Lo aspettavo con ansia, 11 mesi l’anno, l’ottobre mese missionario. A scuola – la bella scuola delle suore De Mattias – era tutto un fiorire di iniziative per noi bambini delle Elementari. Venivano i missionari a parlare dei bambini poveri in continenti sconosciuti ma che d’improvviso sentivi così vicini; le suore ci portavano nel grande refettorio per i filmini sulla vita di questo o quel santo missionario; i salvadanai sul davanzale della classe si riempivano presto di monetine frutto dei nostri piccoli risparmi (la rinuncia a un pacchetto di Brooklyn o a un Buondì Motta) e dopo qualche mese scriveva una suora missionaria per farci sapere che quei soldi erano arrivati e che laggiù in Africa i bambini come noi potevano finalmente avere una medicina, una lavagna sulla quale scrivere, un quaderno per i compiti.
Adesso nelle scuole (parlo di quelle orrendamente statalizzate e non solo statali) non c’è più traccia della povertà dei bambini d’Africa, ma solo di teoria gender, genitori 1 e 2.

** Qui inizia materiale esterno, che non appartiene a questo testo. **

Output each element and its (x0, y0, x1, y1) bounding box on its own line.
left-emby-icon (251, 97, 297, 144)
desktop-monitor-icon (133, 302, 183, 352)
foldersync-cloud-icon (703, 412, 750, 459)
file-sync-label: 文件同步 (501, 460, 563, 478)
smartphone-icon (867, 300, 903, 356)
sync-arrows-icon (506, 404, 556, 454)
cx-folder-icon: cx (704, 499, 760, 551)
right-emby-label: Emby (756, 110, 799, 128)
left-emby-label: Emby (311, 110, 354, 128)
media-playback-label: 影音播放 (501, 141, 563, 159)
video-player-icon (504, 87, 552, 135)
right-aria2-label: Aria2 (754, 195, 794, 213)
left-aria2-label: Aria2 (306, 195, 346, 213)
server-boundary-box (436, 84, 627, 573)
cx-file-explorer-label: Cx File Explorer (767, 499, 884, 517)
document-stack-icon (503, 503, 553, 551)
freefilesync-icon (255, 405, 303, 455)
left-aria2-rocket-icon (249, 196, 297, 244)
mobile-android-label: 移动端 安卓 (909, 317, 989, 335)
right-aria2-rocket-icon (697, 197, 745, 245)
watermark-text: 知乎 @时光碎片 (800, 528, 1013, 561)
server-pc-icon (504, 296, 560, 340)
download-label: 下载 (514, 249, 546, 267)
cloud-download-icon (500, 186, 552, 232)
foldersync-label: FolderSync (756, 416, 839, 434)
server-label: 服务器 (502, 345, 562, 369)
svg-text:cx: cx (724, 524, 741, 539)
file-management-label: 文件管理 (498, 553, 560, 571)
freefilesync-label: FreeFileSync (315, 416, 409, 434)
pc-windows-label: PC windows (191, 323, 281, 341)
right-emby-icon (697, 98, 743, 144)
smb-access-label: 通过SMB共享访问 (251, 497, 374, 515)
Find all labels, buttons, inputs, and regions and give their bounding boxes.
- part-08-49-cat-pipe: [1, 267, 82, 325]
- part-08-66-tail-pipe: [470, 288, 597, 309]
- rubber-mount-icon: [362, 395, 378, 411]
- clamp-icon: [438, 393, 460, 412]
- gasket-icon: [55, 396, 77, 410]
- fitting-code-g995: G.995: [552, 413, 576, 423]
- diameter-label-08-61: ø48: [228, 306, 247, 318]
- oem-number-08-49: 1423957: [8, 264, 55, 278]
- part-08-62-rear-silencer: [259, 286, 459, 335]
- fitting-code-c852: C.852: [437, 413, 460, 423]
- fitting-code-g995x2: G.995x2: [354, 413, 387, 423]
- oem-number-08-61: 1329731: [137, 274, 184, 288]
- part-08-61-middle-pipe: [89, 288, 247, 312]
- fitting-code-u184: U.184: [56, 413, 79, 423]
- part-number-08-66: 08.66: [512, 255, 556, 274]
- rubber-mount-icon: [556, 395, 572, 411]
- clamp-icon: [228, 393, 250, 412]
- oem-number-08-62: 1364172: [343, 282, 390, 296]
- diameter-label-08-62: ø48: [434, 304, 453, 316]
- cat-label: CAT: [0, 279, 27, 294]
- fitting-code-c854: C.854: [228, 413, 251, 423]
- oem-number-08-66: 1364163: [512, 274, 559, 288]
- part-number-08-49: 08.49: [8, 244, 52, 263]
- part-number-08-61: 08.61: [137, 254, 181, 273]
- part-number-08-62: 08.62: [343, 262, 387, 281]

Purtroppo, anche in alcune parrocchie lo spirito del mese missionario è venuto meno. Ma con il passare degli anni il profumo e il sapore di quell’ottobre mese missionario non l’ho mai dimenticato. Per questo è stato un po’ come un tuffo al cuore tornare ad occuparmi e a scrivere di missioni (ieri per Lazio Sette, l’inserto domenicale di Avvenire); per questo è stato un grande tuffo al cuore incontrare ieri di nuovo, dopo tanti anni, una di quelle suore del De Mattias: mi ha subito riconosciuto (solo le suore maestre sanno riconoscere gli alunni anche dopo 20-30 anni) e mi ha ricordato la mia maestra suor Silvana. Alla quale 45 anni dopo devo ancora delle scuse per come pasticciavo con le forbici e la colla nel preparare i regalini per il mese missionario: ero negato, allora come adesso. Ma quei regalini li porto sempre dentro.